Showing posts with label Falling Away at the Edges. Show all posts
Showing posts with label Falling Away at the Edges. Show all posts

07 November 2008

falling away at the edges

Just in time for the holidays, my story Falling Away at the Edges is published in Duck & Herring Co. Pocket Field Guide Cold Weather edition. You can read it online or order your own copy of the Pocket Field Guide, complete with some warming recipes for the holiday season.

Some of my characters become particularly endeared to me by the time their story is complete. This is especially so with this story. It reaches back into my teenage years for time and setting, and while the family isn't exactly my own, it treads on the borders of the family chaos of growing up with 6 siblings.

The story itself was passed to me through the community grapevine of a most endearing group of real people with whom I cross paths regularly, if not daily - possibly the most irreverent and riotous group of people I have ever met. I owe much to those who have put out a hand to me in times of need, cried with me in times of pain, and in times of joy or sometimes just moments of hindsight, laughed with utmost abandon.

My life is richer for those people whose paths cross my own. Thanks.

Sherri

19 February 2008

How many licks does it take?

Yesterday was a weird day.

First my story Falling Away at the Edges was accepted by Duck & Herring Co Pocket Field Guide Cold Weather Edition 08. After 62 submissions.

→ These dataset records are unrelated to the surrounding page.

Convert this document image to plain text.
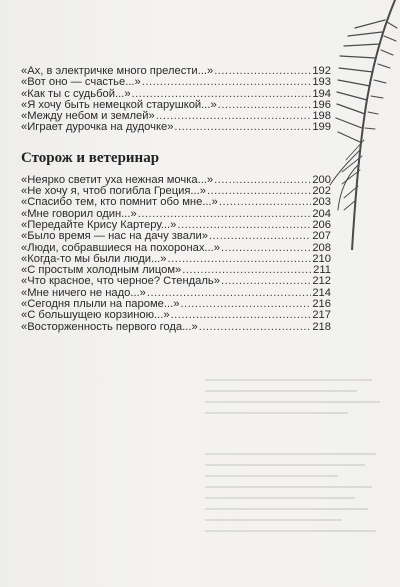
«Ах, в электричке много прелести...» .....	192
«Вот оно — счастье...» .....	193
«Как ты с судьбой...» .....	194
«Я хочу быть немецкой старушкой...» .....	196
«Между небом и землей» .....	198
«Играет дурочка на дудочке» .....	199
Сторож и ветеринар
«Неярко светит уха нежная мочка...» .....	200
«Не хочу я, чтоб погибла Греция...» .....	202
«Спасибо тем, кто помнит обо мне...» .....	203
«Мне говорил один...» .....	204
«Передайте Крису Картеру...» .....	206
«Было время — нас на дачу звали» .....	207
«Люди, собравшиеся на похоронах...» .....	208
«Когда-то мы были люди...» .....	210
«С простым холодным лицом» .....	211
«Что красное, что черное? Стендаль» .....	212
«Мне ничего не надо...» .....	214
«Сегодня плыли на пароме...» .....	216
«С большущею корзиною...» .....	217
«Восторженность первого года...» .....	218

Also yesterday, my story Black Bird was selected as a finalist in the Lunch Hour Stories Magazine 2007 VERY Short Story contest. 2 submissions. It kind of skews the statistics, doesn't it?

Then there's the whole thing about getting 2 acceptances in one day. Against only one rejection: 2-1. Double weird. The good news about the rejection is that it does save me one withdrawal letter.

Here's the thing. Falling Away is a story that came out of a single line that arose from a 5-minute freewrite warm-up about my family history combined with a Christmas turkey tossed out the window. It has been a much shorter piece and a much longer piece. It has been workshopped through 2 different groups, Dangerous Writers and Hot Pages. I love the story. I love the characters. And while it is not my family exactly, the setting is literally in the home of my teenage years, in farm country of southern Idaho. It evokes all the warm fuzzies, if I had any in there from those years of teenage angst.

"Black Bird" on the other hand, is a short-short piece written in a single sitting during the 3rd quarter of a Giants/Falcons game on Monday Night Football immediately after some earlier discussion with the Hot Pages crew about the characteristics of a sociopath. There is a poetic rythmn, no dialogue punctuation, one of my sisters wants to know why I chose that particular name for the girl (it is what it is, Sam, nothing personal), and my dad says it just leaves you hanging. But I guess that was the point.

Eckhart Tolle said, "All true artists, whether they know it or not, create from a place of no-mind, from inner stillness." Apparently my inner stillness seems to manifest during football. I think I'm alright with that.

Yesterday, I also gave my two weeks' notice at work. The new job starts March 3. Gotta make the doughnuts. It will be nice to get my feet back under me at some point.

In the meantime, I might have to make a run to the store for Tootsie Pops.